Badreddine had many enemies.

He was sentenced to death in Kuwait for his role in bomb attacks there in 1983 and escaped from a Kuwaiti jail after Saddam Hussein's Iraq invaded in 1990.

His release from jail in Kuwait was one of the demands made by the hijackers of a TWA flight in 1985, and of the hijackers of a Kuwait Airways flight in 1988.

For years, Badreddine masterminded military operations against Israel from Lebanon and overseas and managed to escape capture by Arab and Western governments.

"The martyred commander spent years of his life on the front line of the jihad (struggle) against the Zionist entity," Iran's parliament speaker Ali Larijani said in a telegram to Hezbollah leader Sayyed Hassan Nasrallah reported by the group's media outlet Al Manar.

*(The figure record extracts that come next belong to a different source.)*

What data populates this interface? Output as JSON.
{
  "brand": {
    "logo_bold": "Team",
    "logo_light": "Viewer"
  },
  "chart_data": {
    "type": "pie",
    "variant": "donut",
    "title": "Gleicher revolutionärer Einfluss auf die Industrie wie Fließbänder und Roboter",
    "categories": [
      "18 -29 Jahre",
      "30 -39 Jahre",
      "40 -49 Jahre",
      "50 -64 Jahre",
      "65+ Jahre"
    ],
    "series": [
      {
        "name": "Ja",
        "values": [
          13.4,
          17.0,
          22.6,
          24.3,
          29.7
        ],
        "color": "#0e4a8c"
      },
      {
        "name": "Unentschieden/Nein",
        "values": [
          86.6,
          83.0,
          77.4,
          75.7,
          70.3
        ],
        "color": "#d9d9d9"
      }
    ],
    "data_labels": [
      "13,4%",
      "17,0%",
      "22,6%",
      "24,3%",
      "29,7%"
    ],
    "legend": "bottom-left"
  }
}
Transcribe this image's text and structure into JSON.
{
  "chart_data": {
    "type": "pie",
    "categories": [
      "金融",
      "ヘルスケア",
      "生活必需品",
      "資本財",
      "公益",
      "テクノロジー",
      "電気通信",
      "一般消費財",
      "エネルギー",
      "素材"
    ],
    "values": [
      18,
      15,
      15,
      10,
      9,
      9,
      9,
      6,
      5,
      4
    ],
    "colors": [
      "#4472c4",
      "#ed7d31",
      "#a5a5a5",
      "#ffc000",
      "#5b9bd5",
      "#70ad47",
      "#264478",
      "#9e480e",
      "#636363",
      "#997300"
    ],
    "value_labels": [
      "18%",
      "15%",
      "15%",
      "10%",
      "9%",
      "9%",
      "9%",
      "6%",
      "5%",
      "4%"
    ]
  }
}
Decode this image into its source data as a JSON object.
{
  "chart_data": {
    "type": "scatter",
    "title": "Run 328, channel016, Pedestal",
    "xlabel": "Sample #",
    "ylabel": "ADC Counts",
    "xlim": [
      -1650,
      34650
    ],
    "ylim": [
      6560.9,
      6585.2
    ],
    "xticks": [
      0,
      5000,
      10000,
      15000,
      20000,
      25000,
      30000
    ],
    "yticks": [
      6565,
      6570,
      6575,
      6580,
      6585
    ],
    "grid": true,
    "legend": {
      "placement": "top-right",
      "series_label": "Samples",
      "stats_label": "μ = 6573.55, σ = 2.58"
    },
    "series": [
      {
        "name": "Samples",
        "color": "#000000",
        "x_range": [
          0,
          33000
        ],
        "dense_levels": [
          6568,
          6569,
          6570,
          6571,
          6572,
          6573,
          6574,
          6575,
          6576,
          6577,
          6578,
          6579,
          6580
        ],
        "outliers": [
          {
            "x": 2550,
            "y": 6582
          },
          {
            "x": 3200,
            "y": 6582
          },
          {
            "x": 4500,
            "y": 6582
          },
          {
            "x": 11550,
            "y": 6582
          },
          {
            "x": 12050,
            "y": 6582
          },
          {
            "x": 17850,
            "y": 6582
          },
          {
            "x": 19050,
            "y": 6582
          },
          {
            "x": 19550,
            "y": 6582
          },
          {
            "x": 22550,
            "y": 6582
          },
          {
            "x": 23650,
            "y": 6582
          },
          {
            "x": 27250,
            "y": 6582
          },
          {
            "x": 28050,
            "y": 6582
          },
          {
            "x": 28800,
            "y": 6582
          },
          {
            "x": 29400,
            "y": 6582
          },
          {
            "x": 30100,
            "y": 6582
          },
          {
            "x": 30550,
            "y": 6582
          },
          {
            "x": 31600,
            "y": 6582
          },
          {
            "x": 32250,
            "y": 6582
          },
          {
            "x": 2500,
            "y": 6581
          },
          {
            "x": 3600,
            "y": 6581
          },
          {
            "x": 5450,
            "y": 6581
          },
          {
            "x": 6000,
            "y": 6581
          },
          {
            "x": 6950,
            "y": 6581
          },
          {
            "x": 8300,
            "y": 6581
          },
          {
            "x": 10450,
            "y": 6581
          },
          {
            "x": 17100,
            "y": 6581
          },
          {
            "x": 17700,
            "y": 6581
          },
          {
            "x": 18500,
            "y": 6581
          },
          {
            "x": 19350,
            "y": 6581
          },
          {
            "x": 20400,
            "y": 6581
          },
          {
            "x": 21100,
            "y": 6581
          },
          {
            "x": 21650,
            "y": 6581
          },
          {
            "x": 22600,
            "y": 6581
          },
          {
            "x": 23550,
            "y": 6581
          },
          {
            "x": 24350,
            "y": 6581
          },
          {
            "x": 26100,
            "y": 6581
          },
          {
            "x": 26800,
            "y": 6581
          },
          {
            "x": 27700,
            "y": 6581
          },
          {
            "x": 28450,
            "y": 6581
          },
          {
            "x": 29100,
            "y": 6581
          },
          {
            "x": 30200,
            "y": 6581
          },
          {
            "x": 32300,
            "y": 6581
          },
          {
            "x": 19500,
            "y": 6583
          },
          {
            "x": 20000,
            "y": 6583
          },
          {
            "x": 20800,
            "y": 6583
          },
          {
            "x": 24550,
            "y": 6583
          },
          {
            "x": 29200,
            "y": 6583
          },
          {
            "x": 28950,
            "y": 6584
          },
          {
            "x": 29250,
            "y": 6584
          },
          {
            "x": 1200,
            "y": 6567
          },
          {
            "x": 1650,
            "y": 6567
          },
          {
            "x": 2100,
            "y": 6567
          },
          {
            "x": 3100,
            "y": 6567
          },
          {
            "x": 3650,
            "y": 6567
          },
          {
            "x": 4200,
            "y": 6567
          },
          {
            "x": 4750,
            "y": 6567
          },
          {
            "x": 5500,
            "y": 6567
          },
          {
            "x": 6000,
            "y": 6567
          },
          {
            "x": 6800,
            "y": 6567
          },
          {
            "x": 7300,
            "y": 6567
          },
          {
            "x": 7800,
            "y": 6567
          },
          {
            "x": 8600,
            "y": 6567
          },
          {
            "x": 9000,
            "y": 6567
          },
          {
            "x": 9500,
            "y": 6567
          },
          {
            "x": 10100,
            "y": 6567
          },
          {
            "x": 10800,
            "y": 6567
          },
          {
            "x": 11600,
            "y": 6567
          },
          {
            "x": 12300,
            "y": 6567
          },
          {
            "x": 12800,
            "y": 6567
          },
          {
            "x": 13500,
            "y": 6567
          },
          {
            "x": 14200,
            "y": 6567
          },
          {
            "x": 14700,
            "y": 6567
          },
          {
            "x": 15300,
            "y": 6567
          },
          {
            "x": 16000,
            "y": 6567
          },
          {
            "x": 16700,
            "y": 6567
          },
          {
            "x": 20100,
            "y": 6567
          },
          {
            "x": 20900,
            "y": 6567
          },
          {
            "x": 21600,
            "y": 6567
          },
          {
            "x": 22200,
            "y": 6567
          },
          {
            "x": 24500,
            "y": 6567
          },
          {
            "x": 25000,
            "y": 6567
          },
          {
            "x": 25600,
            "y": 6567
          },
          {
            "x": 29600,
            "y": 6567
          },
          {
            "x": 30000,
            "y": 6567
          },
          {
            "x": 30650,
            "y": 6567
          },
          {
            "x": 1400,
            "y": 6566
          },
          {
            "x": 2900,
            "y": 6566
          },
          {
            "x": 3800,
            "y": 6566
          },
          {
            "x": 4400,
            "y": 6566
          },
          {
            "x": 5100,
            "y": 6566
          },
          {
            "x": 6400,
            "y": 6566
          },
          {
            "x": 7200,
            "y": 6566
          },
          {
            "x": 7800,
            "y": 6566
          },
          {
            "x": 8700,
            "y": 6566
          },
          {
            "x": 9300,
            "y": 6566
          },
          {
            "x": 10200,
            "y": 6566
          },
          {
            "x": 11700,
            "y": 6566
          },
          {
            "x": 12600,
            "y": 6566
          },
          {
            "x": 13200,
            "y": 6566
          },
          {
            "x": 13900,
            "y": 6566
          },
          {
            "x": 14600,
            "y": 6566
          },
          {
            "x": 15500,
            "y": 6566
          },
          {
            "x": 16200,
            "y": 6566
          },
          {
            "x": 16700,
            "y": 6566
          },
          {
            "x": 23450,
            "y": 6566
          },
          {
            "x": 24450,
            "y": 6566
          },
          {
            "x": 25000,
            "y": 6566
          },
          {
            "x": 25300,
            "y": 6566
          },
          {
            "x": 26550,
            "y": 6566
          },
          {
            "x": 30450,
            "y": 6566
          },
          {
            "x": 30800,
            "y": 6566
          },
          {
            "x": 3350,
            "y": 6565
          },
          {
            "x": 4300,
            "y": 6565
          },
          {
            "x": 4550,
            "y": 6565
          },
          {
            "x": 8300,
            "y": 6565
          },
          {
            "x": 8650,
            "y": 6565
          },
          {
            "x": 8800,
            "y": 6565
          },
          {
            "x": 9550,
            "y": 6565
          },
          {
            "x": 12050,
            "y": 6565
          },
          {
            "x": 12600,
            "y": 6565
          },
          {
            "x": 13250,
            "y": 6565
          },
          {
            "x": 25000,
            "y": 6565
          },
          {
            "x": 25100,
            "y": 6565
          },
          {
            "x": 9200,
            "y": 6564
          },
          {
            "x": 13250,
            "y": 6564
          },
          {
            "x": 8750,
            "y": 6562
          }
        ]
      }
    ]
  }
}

Israel declined to comment on speculation it was behind Badreddine's death, but a former Israeli official said his country would be glad of the news.

Badreddine was one of five Hezbollah members indicted by the U.N.-backed Special Tribunal for Lebanon in the 2005 killing of statesman Rafik al-Hariri, one of Lebanon's most prominent Sunni Muslim figures. Hezbollah denied any involvement and said the charges were politically motivated.

A Special Tribunal prosecutor described Badreddine as an elusive character who passed as an "unnoticed and virtually untraceable ghost through Lebanon."